Over the decades of 1980, 1990, 2000, and 2010, the average extent of ice, during the first half year, has reduced significantly in 2000 and 2010 while the pattern seems reversed gradually in the second half year.
```{r}
north<-seaice%>%
filter(hemisphere=="north")
north<-north%>%
select(Year,Month,Extent)
melt_north<-melt(north,id.vars = c("Year","Month"),measure.vars ="Extent")
case_north<-dcast(melt_north,Year~Month,mean)
```
Row {.tabset .tabset-fade}
-----------------------------------------------------------------------
### Average Sea Ice Extent by Month & Year
```{r}
a<-list(title="Year")
b<-list(title="Average Extent (10^6 sq km)")
d<-list( x = 1.19,
y = 1.02,
text = 'Month',
xref = 'paper',
yref = 'paper',
showarrow = F
)
plot_ly(case_north,x=~Year,y=~Month)%>%
add_trace(y=~January,name="January",mode="scatter")%>%
add_trace(y=~February,name="February",mode="scatter")%>%
add_trace(y=~March,name="March",mode="scatter")%>%
add_trace(y=~April,name="April",mode="scatter")%>%
add_trace(y=~May,name="May",mode="scatter")%>%
add_trace(y=~June,name="June",mode="scatter")%>%
add_trace(y=~July,name="July",mode="scatter")%>%
add_trace(y=~August,name="August",mode="scatter")%>%
add_trace(y=~September,name="September",mode="scatter")%>%
add_trace(y=~October,name="October",mode="scatter")%>%
add_trace(y=~November,name="November",mode="scatter")%>%
add_trace(y=~December,name="December",mode="scatter")%>%
layout(title="Average Sea Ice Extent by Month & Year (North Hemisphere)",
xaxis=a,
yaxis=b,
annotations = d
)
```
### Comparison of Ice Cover
```{r}
ice<-read.csv("data/seaice.csv")
ice$Year = as.integer(ice$Year)
ice$Month = as.integer(ice$Month)
ice$Extent = as.numeric(ice$Extent)
ice$Missing = as.numeric(ice$Missing)
ice_monthly = ice %>%
filter(Year %in% c(1980,1990,2000,2010)) %>%
group_by(hemisphere, Year, Month) %>%
summarise(Extent = mean(Extent))
ggplot(ice_monthly, aes(x= as.factor(Month), y = ice_monthly$Extent, fill = hemisphere)) +
geom_bar(stat = "identity") + facet_wrap(~ Year,ncol = 2) +
ylab("Extent (in 10^6 sq km)") +
xlab("Months") +
ggtitle("Comparison of Month-wise Ice Cover") +
theme_minimal()
```
Summary
==============================
The global climate change is real.

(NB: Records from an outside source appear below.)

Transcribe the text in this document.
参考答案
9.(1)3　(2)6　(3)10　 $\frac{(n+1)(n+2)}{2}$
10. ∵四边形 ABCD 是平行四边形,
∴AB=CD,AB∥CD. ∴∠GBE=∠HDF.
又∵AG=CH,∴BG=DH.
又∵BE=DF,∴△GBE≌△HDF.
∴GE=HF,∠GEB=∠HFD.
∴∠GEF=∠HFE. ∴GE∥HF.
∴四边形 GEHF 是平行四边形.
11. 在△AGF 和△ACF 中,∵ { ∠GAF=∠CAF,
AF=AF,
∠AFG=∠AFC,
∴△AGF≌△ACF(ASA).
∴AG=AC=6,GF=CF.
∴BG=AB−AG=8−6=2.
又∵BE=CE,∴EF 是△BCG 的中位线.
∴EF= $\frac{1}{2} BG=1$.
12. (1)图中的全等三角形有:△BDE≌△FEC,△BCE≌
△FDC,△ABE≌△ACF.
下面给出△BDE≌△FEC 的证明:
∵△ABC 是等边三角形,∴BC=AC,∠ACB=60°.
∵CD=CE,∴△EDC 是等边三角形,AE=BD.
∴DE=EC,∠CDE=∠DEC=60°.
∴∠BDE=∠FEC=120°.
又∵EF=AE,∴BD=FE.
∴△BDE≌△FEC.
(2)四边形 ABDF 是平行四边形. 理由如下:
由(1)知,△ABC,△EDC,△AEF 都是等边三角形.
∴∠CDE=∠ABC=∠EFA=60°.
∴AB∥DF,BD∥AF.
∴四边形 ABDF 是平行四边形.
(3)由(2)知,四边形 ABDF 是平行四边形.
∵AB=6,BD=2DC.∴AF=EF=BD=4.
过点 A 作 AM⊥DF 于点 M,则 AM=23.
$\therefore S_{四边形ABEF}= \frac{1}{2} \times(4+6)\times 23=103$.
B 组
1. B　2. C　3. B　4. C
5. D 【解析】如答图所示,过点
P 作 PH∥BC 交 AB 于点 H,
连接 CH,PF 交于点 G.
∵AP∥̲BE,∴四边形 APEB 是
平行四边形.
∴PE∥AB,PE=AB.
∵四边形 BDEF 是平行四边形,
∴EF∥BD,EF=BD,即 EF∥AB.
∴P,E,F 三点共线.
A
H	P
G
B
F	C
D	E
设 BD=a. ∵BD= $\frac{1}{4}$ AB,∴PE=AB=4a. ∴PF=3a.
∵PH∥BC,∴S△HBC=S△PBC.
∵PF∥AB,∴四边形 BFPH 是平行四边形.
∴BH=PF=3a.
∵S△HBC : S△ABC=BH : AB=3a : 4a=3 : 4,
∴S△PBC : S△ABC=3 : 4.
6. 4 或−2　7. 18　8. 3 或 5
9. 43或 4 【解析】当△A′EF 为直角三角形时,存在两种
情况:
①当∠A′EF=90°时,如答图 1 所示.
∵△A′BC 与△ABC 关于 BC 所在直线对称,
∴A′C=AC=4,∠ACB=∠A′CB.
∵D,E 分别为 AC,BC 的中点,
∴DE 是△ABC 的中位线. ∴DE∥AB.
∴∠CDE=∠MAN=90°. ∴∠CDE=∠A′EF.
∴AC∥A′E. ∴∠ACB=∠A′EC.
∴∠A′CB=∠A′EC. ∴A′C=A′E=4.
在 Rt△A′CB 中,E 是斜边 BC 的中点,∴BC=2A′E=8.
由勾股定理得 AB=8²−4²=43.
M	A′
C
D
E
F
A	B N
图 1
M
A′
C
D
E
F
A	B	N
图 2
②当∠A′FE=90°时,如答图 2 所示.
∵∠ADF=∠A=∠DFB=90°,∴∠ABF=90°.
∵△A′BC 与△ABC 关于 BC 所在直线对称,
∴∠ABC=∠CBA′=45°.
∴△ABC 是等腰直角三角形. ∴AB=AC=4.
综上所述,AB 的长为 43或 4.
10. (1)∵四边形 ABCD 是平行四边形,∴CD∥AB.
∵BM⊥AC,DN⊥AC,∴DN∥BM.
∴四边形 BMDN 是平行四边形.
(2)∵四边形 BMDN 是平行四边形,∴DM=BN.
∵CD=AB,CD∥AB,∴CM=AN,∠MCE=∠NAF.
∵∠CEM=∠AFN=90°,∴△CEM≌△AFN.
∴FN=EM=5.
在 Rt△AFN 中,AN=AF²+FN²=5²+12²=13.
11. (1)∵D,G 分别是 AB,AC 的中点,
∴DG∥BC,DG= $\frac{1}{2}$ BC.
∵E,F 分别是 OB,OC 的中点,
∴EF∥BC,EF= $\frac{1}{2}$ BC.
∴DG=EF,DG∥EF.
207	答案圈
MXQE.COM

The global temperature now is much abnormal than years before. The average temperature has changed in United States obviously.
The summer ice extent in North Hemisphere is lower than South while the winter is opposite.
In North Hemisphere, the average ice extent decreases by year in every month.
In South Hemisphere, the average ice extent decreases by year but stays relatively stable every month.